To bring home a point, Quick shared a conversation with a golfer that he’d had earlier in the week.
“What are you, 93 now?” Quick had asked.
“No, 95.” the gentleman golfer had answered.
“Here’s a guy whose 95 years old out playing golf,” Quick said. “And then I taught chipping lessons to juniors.They’re guys, 11, ten, nine years old. Then there’s a whole bunch of people in between.”
Quick thinks that part of the beauty of the game is that it is not age restrictive.
“You can be young, you can be middle-aged, you can be old. You can be good, you can be bad, you can be in between, but you can enjoy the game,” he said. “If you can’t walk, you can take a cart. It’s a wonderful game. You can have a refreshment while your playing, it’s unique in that sense.”
Quick sees many positives to playing golf.

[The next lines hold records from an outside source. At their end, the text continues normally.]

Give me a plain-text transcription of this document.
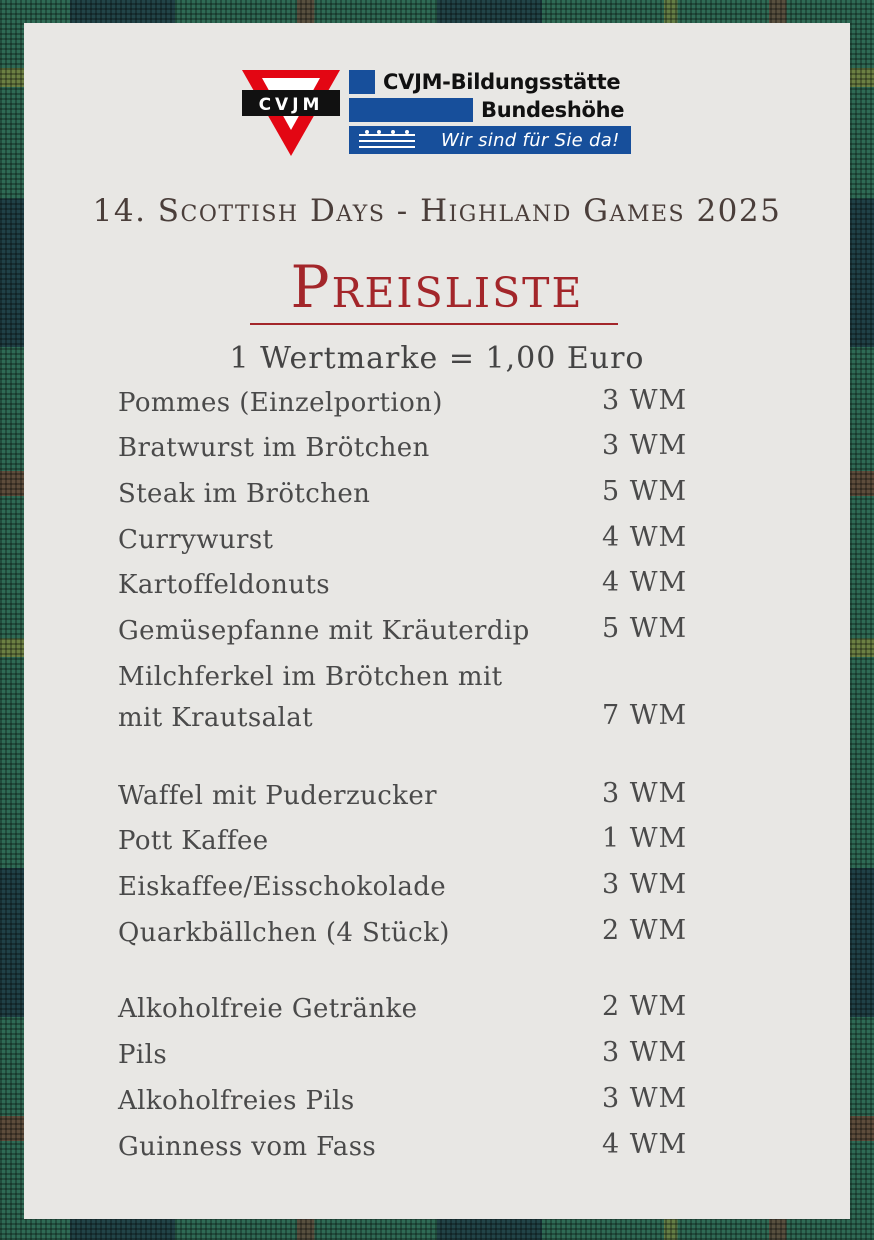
CVJM
CVJM-Bildungsstätte
Bundeshöhe
Wir sind für Sie da!
14. Scottish Days - Highland Games 2025
Preisliste
1 Wertmarke = 1,00 Euro
Pommes (Einzelportion)	3 WM
Bratwurst im Brötchen	3 WM
Steak im Brötchen	5 WM
Currywurst	4 WM
Kartoffeldonuts	4 WM
Gemüsepfanne mit Kräuterdip	5 WM
Milchferkel im Brötchen mit
mit Krautsalat	7 WM
Waffel mit Puderzucker	3 WM
Pott Kaffee	1 WM
Eiskaffee/Eisschokolade	3 WM
Quarkbällchen (4 Stück)	2 WM
Alkoholfreie Getränke	2 WM
Pils	3 WM
Alkoholfreies Pils	3 WM
Guinness vom Fass	4 WM
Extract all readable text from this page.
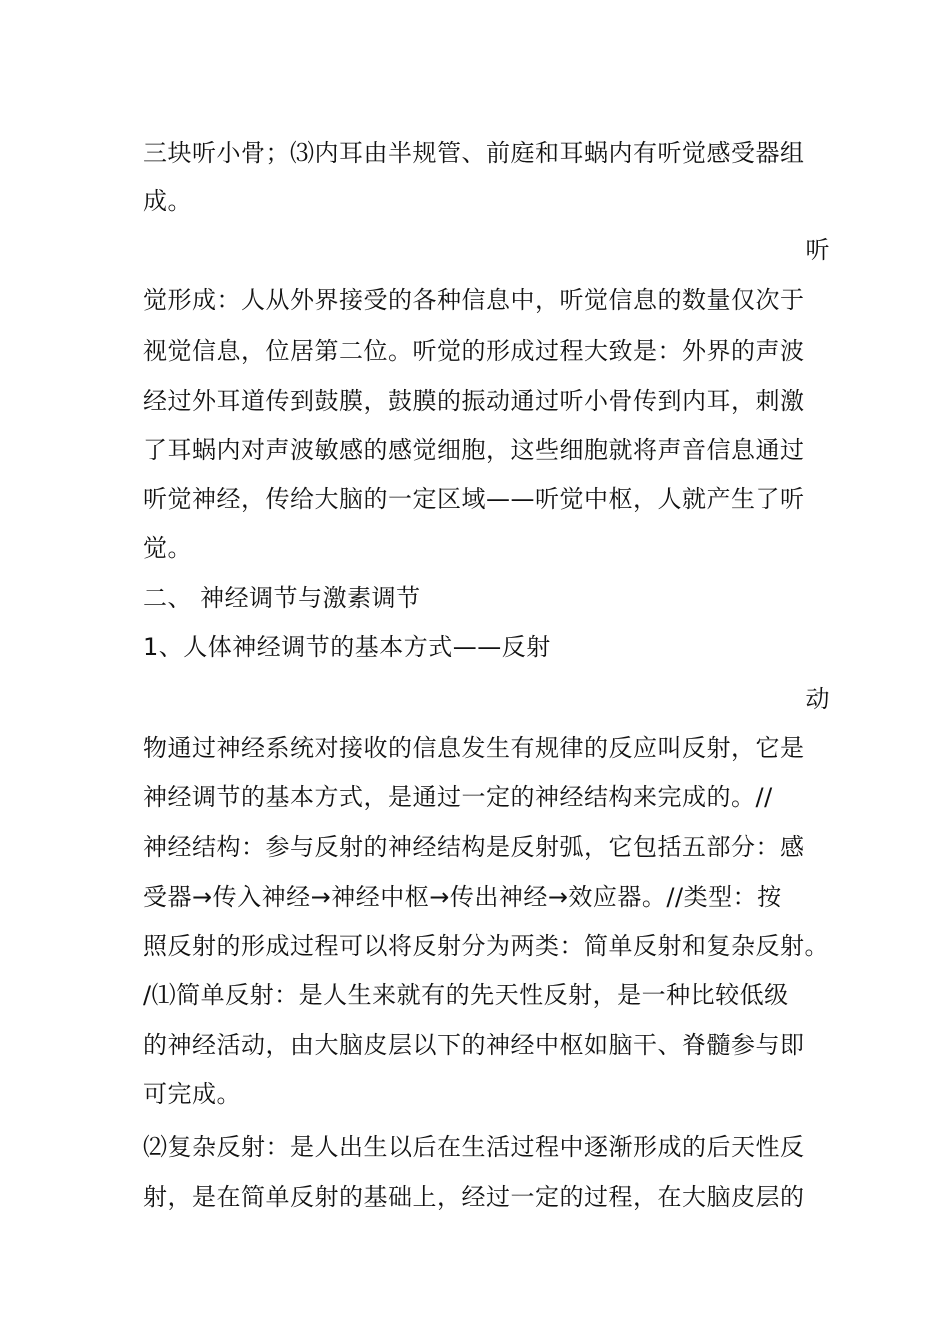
三块听小骨；⑶内耳由半规管、前庭和耳蜗内有听觉感受器组
成。
听
觉形成：人从外界接受的各种信息中，听觉信息的数量仅次于
视觉信息，位居第二位。听觉的形成过程大致是：外界的声波
经过外耳道传到鼓膜，鼓膜的振动通过听小骨传到内耳，刺激
了耳蜗内对声波敏感的感觉细胞，这些细胞就将声音信息通过
听觉神经，传给大脑的一定区域——听觉中枢，人就产生了听
觉。
二、 神经调节与激素调节
1、人体神经调节的基本方式——反射
动
物通过神经系统对接收的信息发生有规律的反应叫反射，它是
神经调节的基本方式，是通过一定的神经结构来完成的。//
神经结构：参与反射的神经结构是反射弧，它包括五部分：感
受器→传入神经→神经中枢→传出神经→效应器。//类型：按
照反射的形成过程可以将反射分为两类：简单反射和复杂反射。
/⑴简单反射：是人生来就有的先天性反射，是一种比较低级
的神经活动，由大脑皮层以下的神经中枢如脑干、脊髓参与即
可完成。
⑵复杂反射：是人出生以后在生活过程中逐渐形成的后天性反
射，是在简单反射的基础上，经过一定的过程，在大脑皮层的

“They realize you don’t have to be good at the game to have fun. It’s fantastic exercise. Golf is an addicting sport, it challenges you mentally, physically, emotionally and a lot of people really can get hooked on it and we’re seeing that more,” he said.
“If you hit a bad shot it makes you want to come back, if you hit a good shot you think, ‘Jeez, I like hitting that good shot, I want to do that again.’ It’s been really good for golf and it’s nice seeing so many young people pick up the game because it really is the game of a lifetime.”